The culturally oriented program will offer students the equivalent of four Comprehensive Arts & Sciences (CAS) course credits. After the one-year certificate program students can then transition into CAS.
To strengthen ties to the community the campus has hired an Aboriginal Resource Specialist. The position has assisted in moving the aboriginal initiatives forward. The aim of the Aboriginal Resource Centre will be to respond to the needs identified by current aboriginal students.
“Seventy-six percent of the campus’ population is aboriginal. We asked them, “What are some things you want to see done better?” The resource centre was one thing they noted, they needed a place to call their own,” explains Montague.
While the centre was a project that had been discussed for some time, it wasn’t until Montague and Paul Motty, another HVGB campus administrator, heard of an initiative developed by the University of Prince Edward Island (UPEI) that the project started to take form. They visited the UPEI facility while in Charlottetown and said it was doing an admirable job in meeting the needs of the student body.
“In following what has been a successful model at UPEI, we plan to incorporate a number of aspects of the Aboriginal community and how students interact within it,” says Motty. “Community elders will be invited to come in and speak with the group, there will be assistance with employment support, and these pieces will compliment the student development officers’ efforts.”
The centre will have information about the cultures in Labrador and also serve somewhat as a student lounge where they will have access to reference materials. The Labrador Friendship Centre currently provides information to students, but through a developed partnership they will have a resource centre to greater meet student needs.

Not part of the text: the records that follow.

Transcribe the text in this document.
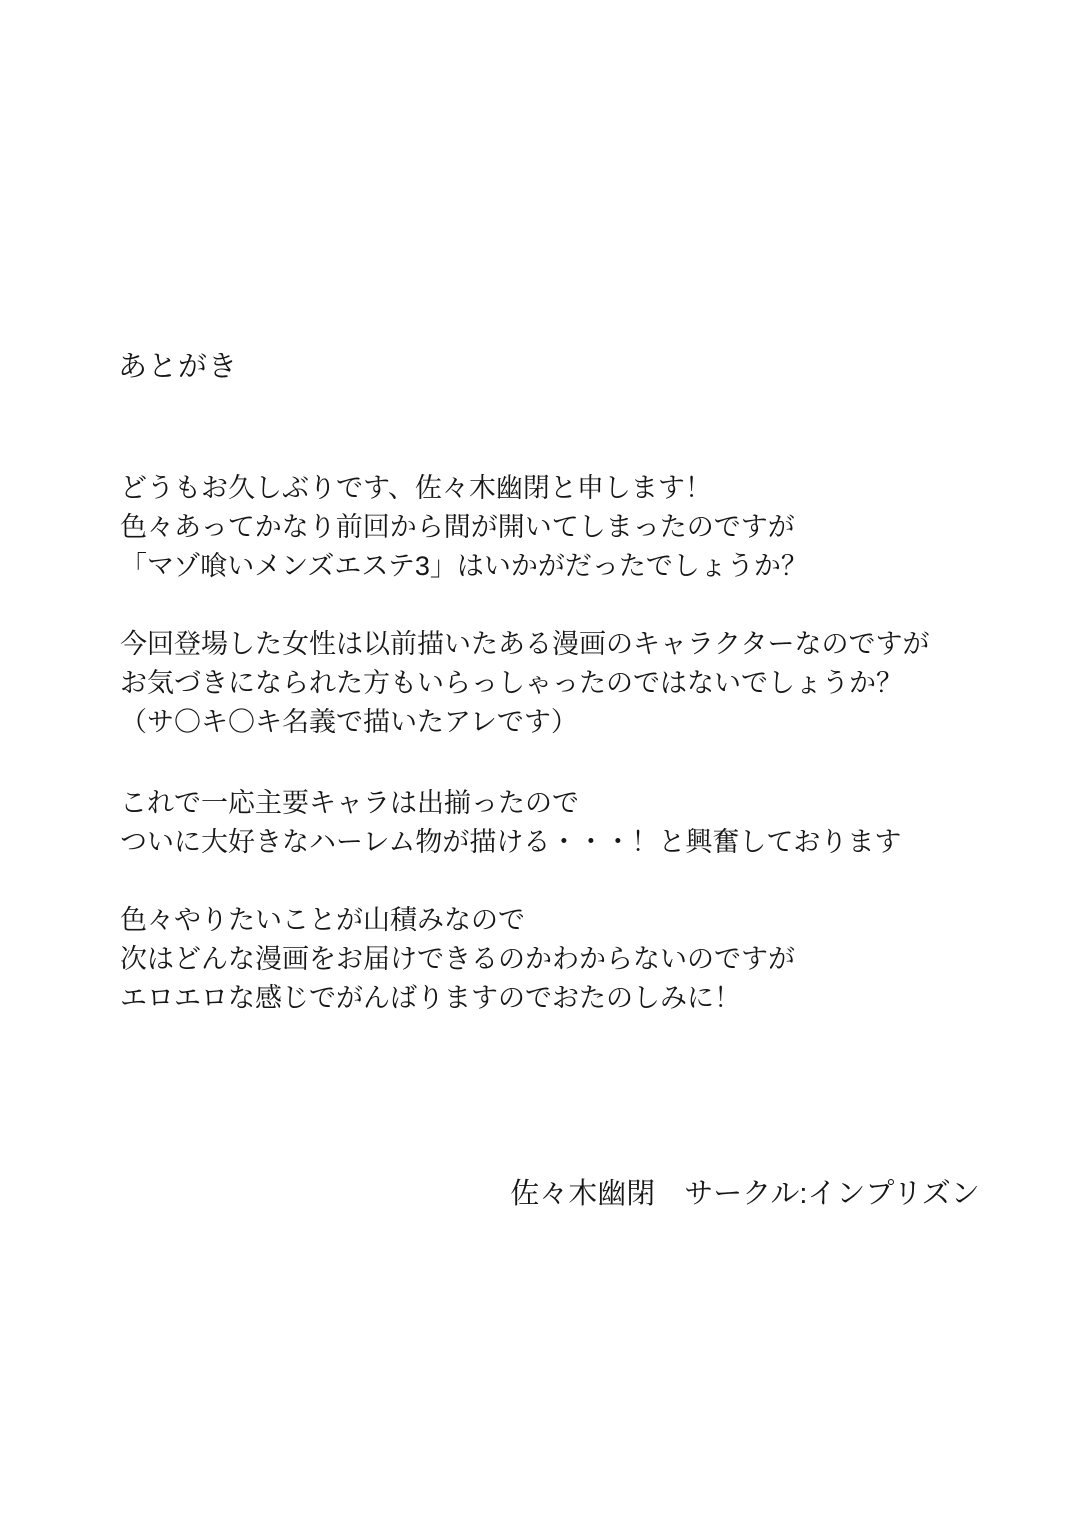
あとがき

どうもお久しぶりです、佐々木幽閉と申します！
色々あってかなり前回から間が開いてしまったのですが
「マゾ喰いメンズエステ3」はいかがだったでしょうか？

今回登場した女性は以前描いたある漫画のキャラクターなのですが
お気づきになられた方もいらっしゃったのではないでしょうか？
（サ〇キ〇キ名義で描いたアレです）

これで一応主要キャラは出揃ったので
ついに大好きなハーレム物が描ける・・・！と興奮しております

色々やりたいことが山積みなので
次はどんな漫画をお届けできるのかわからないのですが
エロエロな感じでがんばりますのでおたのしみに！

佐々木幽閉 サークル:インプリズン
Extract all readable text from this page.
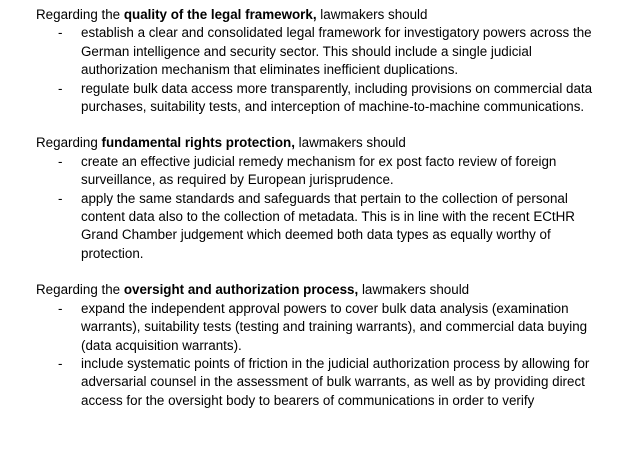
Regarding the quality of the legal framework, lawmakers should

- establish a clear and consolidated legal framework for investigatory powers across the German intelligence and security sector. This should include a single judicial authorization mechanism that eliminates inefficient duplications.
- regulate bulk data access more transparently, including provisions on commercial data purchases, suitability tests, and interception of machine-to-machine communications.

Regarding fundamental rights protection, lawmakers should

- create an effective judicial remedy mechanism for ex post facto review of foreign surveillance, as required by European jurisprudence.
- apply the same standards and safeguards that pertain to the collection of personal content data also to the collection of metadata. This is in line with the recent ECtHR Grand Chamber judgement which deemed both data types as equally worthy of protection.

Regarding the oversight and authorization process, lawmakers should

- expand the independent approval powers to cover bulk data analysis (examination warrants), suitability tests (testing and training warrants), and commercial data buying (data acquisition warrants).
- include systematic points of friction in the judicial authorization process by allowing for adversarial counsel in the assessment of bulk warrants, as well as by providing direct access for the oversight body to bearers of communications in order to verify
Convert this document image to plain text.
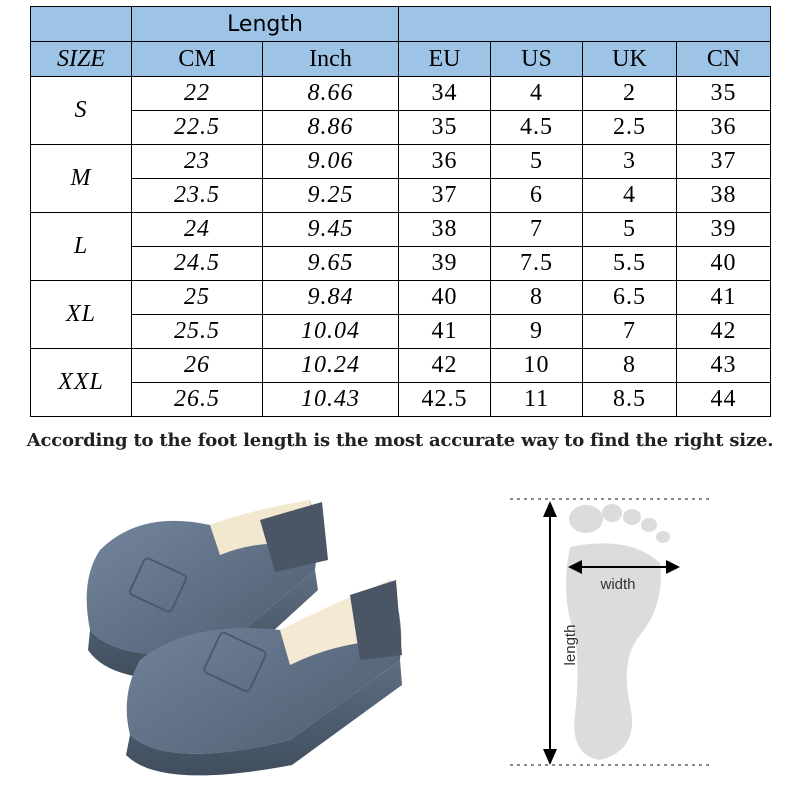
	Length					
SIZE	CM	Inch	EU	US	UK	CN
S	22	8.66	34	4	2	35
	22.5	8.86	35	4.5	2.5	36
M	23	9.06	36	5	3	37
	23.5	9.25	37	6	4	38
L	24	9.45	38	7	5	39
	24.5	9.65	39	7.5	5.5	40
XL	25	9.84	40	8	6.5	41
	25.5	10.04	41	9	7	42
XXL	26	10.24	42	10	8	43
	26.5	10.43	42.5	11	8.5	44
According to the foot length is the most accurate way to find the right size.
width
length
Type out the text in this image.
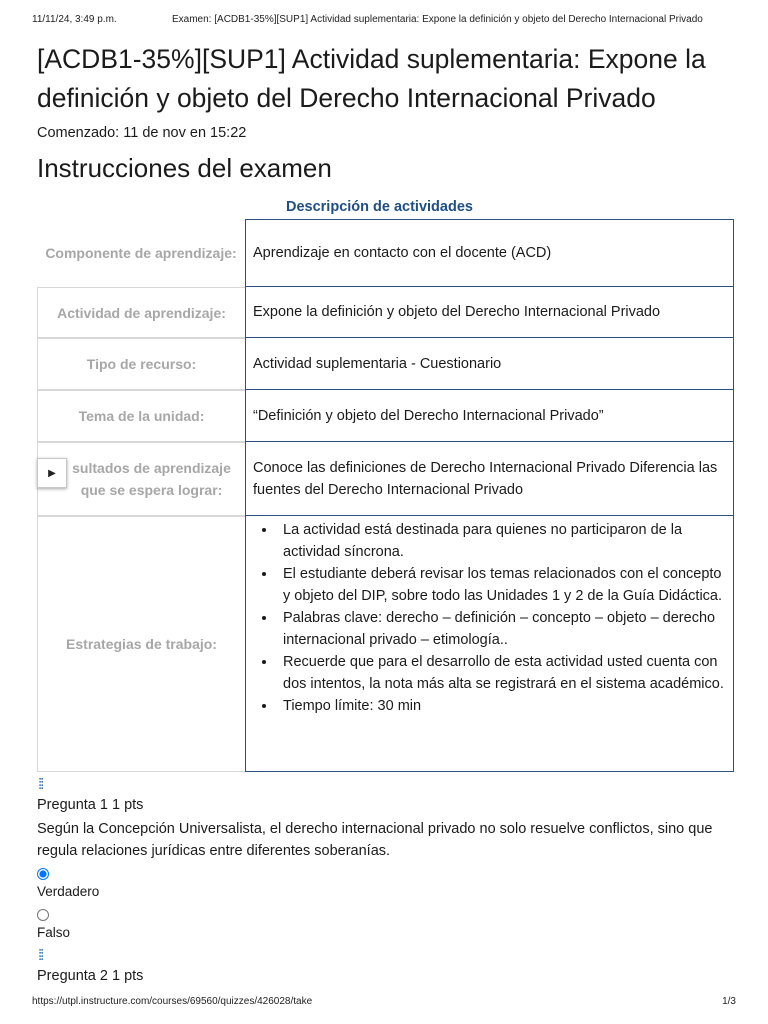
11/11/24, 3:49 p.m.	Examen: [ACDB1-35%][SUP1] Actividad suplementaria: Expone la definición y objeto del Derecho Internacional Privado
[ACDB1-35%][SUP1] Actividad suplementaria: Expone la definición y objeto del Derecho Internacional Privado
Comenzado: 11 de nov en 15:22
Instrucciones del examen
Descripción de actividades
Componente de aprendizaje:	Aprendizaje en contacto con el docente (ACD)
Actividad de aprendizaje:	Expone la definición y objeto del Derecho Internacional Privado
Tipo de recurso:	Actividad suplementaria - Cuestionario
Tema de la unidad:	“Definición y objeto del Derecho Internacional Privado”
sultados de aprendizaje que se espera lograr:
Conoce las definiciones de Derecho Internacional Privado Diferencia las fuentes del Derecho Internacional Privado
Estrategias de trabajo:
• La actividad está destinada para quienes no participaron de la actividad síncrona.
• El estudiante deberá revisar los temas relacionados con el concepto y objeto del DIP, sobre todo las Unidades 1 y 2 de la Guía Didáctica.
• Palabras clave: derecho – definición – concepto – objeto – derecho internacional privado – etimología..
• Recuerde que para el desarrollo de esta actividad usted cuenta con dos intentos, la nota más alta se registrará en el sistema académico.
• Tiempo límite: 30 min
▶
⁞⁞
Pregunta 1 1 pts
Según la Concepción Universalista, el derecho internacional privado no solo resuelve conflictos, sino que regula relaciones jurídicas entre diferentes soberanías.
Verdadero
Falso
⁞⁞
Pregunta 2 1 pts
https://utpl.instructure.com/courses/69560/quizzes/426028/take	1/3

The development of an Aboriginal Leadership Program will also tie into the success of these projects. Students enrolled in the leadership program will study areas that include aboriginal law & governance, leadership, financial skills, workplace correspondence and field placements. The program is currently utilizing some of the college’s Community Studies program curriculum while more than a half-dozen new courses are being developed for the program.
“We were successful in our request and now students can receive a nine-month certificate program for Aboriginal Leadership,” says Montague. “The main goal is to provide leadership skills to aboriginal communities. The program is built around leadership skills and positions but is geared to the community’s needs.
“It was a very positive setting with our team and the aboriginal groups and we had a very productive discussion. A common theme from all groups involved; the Innu, Inuit and the Métis, was the need for leadership training.”
The campus will begin delivering the leadership program in January or February of 2010, after it is formally approved by the college’s academic council in November.